御曹司さま、これは溺愛契約ですか?
「おい」
「ひぇっ……」
腹の底を通り越して地獄の底から這い出てきたのはないかと思うほどの低い声が、美果に冷たく向けられる。その声音に綺麗な顔が歪む表情が相まって、見ていた美果の口からはつい悲鳴に似た声が溢れ出てしまった。
だが逃げるにしても逃げ場がない。
一歩、また一歩と翔がゆっくりこちらへ近付いてくる。
「今聞いたこと、喋ったらどうなるかわかってるよな?」
「え、え……?」
鋭い声と険しい表情に気圧されて、美果もその場から一歩ずつ後退する。
どういう意味だろう。今聞いたこと、というのは、翔の態度がいつもと違うことだろうか。それとも会話の内容だろうか。
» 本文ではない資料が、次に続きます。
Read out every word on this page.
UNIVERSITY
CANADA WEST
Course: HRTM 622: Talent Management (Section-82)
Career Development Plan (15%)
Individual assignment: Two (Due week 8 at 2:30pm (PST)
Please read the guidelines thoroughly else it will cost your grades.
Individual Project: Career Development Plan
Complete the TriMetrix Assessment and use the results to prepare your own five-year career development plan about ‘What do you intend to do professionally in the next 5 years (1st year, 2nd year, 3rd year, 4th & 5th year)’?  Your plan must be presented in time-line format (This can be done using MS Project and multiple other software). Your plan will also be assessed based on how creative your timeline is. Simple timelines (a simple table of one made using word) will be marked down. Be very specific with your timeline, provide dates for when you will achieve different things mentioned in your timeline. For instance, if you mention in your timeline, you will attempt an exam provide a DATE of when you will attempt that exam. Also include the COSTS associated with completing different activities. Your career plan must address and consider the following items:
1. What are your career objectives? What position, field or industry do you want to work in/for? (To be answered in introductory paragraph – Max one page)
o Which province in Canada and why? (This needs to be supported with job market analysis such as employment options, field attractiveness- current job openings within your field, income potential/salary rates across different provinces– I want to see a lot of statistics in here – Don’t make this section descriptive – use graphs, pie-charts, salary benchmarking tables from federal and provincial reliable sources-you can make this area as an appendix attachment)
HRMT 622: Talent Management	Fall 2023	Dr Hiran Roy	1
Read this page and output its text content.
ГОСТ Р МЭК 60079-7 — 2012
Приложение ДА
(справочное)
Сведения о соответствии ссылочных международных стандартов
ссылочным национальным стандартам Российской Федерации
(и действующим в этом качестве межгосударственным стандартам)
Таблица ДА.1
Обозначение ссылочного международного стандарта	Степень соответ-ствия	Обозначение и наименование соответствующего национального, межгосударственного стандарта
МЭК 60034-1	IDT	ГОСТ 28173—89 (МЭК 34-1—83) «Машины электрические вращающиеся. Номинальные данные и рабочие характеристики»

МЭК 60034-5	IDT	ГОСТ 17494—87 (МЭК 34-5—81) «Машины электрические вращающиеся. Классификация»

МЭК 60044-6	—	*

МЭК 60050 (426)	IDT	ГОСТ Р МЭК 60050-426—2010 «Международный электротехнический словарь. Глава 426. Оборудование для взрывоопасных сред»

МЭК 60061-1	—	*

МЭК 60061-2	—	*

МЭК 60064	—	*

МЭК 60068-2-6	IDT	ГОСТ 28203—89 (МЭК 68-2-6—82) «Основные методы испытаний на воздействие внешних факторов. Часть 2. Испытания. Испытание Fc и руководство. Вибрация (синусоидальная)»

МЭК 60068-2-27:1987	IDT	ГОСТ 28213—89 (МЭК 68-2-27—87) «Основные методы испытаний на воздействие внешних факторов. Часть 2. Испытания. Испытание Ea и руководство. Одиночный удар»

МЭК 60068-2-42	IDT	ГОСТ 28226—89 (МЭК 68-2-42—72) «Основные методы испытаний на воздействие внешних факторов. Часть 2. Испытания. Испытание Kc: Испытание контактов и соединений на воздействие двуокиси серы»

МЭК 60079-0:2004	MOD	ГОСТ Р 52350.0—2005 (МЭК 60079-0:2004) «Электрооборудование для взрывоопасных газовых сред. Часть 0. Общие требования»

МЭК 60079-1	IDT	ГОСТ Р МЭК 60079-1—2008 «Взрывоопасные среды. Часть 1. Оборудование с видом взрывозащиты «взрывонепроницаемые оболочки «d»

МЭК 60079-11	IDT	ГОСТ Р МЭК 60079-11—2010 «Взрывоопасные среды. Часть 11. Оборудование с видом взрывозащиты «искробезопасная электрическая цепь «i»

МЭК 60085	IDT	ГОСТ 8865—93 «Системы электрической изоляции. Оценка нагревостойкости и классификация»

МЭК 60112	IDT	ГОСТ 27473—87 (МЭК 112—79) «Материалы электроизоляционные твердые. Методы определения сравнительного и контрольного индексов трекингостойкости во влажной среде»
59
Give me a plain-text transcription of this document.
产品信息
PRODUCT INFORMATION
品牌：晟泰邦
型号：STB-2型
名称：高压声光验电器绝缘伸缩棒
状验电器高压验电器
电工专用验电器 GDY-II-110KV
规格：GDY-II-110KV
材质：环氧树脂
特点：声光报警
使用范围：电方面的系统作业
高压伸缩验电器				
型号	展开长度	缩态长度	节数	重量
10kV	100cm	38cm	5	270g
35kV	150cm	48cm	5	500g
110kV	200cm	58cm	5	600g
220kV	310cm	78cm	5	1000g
しかし普段のきらきら御曹司との違いに気を取られていたせいか、聞こえてきた会話の内容はほとんど覚えていない。かろうじて覚えているのは『結婚しない』『必要ない』『仕事の邪魔』『家政婦も要らない』『まこと』の五つのみで、おそらくそれもあと数分と経たないうちに忘れてしまうだろう。
「聞いてたんだろ?」
咄嗟に「何を?」と聞き返そうとしたが、多分それは誤った選択だ。ここで変に聞き返して、墓穴を掘ってはいけない。なぜか激おこ状態の翔を、これ以上刺激してはいけない。
この場で最も最良の選択は『翔が知られたくないことに自分は一切関知していません』というアピールだ。
「さ、さやか、難しいことはわからなぁい」
翔が纏う雰囲気には、不機嫌なオーラと否定を許さない圧力が含まれている。それを感じ取った美果は、今この瞬間に取るべき最善の行動パターンを超速で導き出した。